Mannerism is a term subject to many, radically different and varying interpretations, but it’s general and first wide spread use was to describe the sort of art that took rise in Italy and succeeded that of the Renaissance but preceded the Baroque. Mannerism, while not the “polar opposite” to Counter-Reformation art, Mannerism would gain criticism from some of those that looked upon it’s bizarre and narrowly compressed or constricting exploration of spatial and compositional relationships, unusual and harsh juxtapositions of extremely intense and outlandish color. It’s unrealistic elongated, often dramaticized portrayal of the figure, was utilized in a way that created an emphasis on abnormalities of scale and compromised realism for the composition and statement of pieces. (ex. Elegantly over stretched and extended limbs of different lengths and heads disproportionately small compared to the elongated,serpentine figures) this emphasis was often done in the interest of portraying a point or idea through the piece better.
Parmagianno’s work, Madonna with a Long Neck appears to intend to appeal specifically to a wealthy audience, while a piece such as Madonna and Child with St. Martina and St. Agnes by El Greco was intended for a religious audience of a christian faith. Because Mannerism was a style and exploration of work not focused solely on a religious subject matter, it could appeal to a broader audience than Counter-Reformation Art. Counter-Reformation art was directed at those that may have been diverging from the catholic fate and an effort to reaffirm the faith. It was given rise in response to the Protestant Movement and the loosening grip of the Catholic Church due to inner corruption from the top.

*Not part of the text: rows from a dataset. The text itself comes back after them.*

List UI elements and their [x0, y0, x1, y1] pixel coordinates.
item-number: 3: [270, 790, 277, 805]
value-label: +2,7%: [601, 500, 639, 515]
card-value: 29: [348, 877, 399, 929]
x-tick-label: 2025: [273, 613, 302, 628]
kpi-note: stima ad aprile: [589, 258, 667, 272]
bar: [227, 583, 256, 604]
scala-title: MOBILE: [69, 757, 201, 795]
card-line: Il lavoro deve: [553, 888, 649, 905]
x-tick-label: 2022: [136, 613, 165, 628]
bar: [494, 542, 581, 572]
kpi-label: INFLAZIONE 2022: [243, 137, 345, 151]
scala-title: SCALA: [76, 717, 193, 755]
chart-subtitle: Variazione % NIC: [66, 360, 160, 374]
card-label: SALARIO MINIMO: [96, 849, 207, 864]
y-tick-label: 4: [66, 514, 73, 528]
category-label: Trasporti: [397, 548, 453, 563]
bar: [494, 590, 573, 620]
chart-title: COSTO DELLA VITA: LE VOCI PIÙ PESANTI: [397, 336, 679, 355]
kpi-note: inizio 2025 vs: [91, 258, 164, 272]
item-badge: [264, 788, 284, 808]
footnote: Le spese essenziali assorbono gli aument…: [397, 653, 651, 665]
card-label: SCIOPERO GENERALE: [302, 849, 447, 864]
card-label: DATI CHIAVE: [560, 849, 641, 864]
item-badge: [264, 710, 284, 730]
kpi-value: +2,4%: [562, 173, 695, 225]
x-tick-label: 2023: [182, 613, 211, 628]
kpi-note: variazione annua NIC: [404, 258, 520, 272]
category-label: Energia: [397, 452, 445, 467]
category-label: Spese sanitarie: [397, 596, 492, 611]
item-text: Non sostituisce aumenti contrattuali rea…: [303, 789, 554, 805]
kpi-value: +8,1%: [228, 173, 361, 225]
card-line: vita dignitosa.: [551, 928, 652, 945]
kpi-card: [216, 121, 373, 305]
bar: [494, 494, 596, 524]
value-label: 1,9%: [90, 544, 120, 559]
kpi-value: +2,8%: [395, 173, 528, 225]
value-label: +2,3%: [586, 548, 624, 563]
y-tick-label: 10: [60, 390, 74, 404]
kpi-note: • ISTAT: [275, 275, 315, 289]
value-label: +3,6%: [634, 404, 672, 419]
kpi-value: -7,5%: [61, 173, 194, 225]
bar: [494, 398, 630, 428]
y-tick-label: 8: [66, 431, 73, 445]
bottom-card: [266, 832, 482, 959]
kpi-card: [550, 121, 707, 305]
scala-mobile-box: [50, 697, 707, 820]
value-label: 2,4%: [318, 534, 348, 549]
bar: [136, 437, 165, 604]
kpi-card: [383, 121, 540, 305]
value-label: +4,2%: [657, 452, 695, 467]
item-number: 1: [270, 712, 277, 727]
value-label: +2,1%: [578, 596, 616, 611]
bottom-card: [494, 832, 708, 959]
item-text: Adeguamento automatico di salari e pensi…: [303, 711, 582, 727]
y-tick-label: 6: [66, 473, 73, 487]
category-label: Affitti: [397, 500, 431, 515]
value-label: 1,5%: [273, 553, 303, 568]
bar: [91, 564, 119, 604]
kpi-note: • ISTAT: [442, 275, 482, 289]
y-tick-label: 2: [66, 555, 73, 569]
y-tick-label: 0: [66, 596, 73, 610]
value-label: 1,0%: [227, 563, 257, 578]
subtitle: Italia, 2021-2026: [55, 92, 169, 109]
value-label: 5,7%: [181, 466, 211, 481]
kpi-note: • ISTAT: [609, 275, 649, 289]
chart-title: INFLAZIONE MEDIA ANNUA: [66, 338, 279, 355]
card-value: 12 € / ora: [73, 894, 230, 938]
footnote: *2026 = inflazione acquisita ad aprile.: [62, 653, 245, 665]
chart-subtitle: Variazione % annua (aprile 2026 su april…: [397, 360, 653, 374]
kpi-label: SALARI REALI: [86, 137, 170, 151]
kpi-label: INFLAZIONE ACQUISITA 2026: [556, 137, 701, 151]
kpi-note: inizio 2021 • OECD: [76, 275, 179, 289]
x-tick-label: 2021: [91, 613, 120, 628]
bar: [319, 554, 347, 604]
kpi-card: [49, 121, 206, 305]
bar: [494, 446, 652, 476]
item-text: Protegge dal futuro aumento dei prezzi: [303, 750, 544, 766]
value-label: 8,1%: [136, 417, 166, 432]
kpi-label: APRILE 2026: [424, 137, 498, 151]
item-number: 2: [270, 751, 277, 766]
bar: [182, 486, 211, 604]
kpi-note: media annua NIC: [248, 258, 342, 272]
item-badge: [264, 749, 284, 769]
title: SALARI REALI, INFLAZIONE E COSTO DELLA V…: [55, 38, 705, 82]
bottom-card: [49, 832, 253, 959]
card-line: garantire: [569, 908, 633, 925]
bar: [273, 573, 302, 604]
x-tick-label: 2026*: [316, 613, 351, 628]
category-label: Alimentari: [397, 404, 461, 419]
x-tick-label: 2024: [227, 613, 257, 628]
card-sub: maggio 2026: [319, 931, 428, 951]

In the venture of correcting and righting abuses and other wrongs that would paint the church as hypocritical and predatory, clarifying it’s intent and teachings and overall, clearing it’s tarnished reputation. Counter-Reformation art was intended to be a visual aide to this goal and invoke fervor and regain the lost trust. Catholic-Reformation art had strong guidelines that defined it, but loose style. Artists were expected to focus on very distinctive aspects of the Catholic Faith to distinguish from the divergent Protestant sects. Topics such as The Annunciation of the Virgin, The Transfiguration of Christ, Christ’s Suffering on the Cross, and the Immaculate Conception were common topics used to illustrate the Catholic faith and define Catholic-Reformation art. The style of the art, while commonly renaissance and mannerist inspired, varied because it was defined more so by topics and Catholic social standard than a solely creative venture such as Mannerism.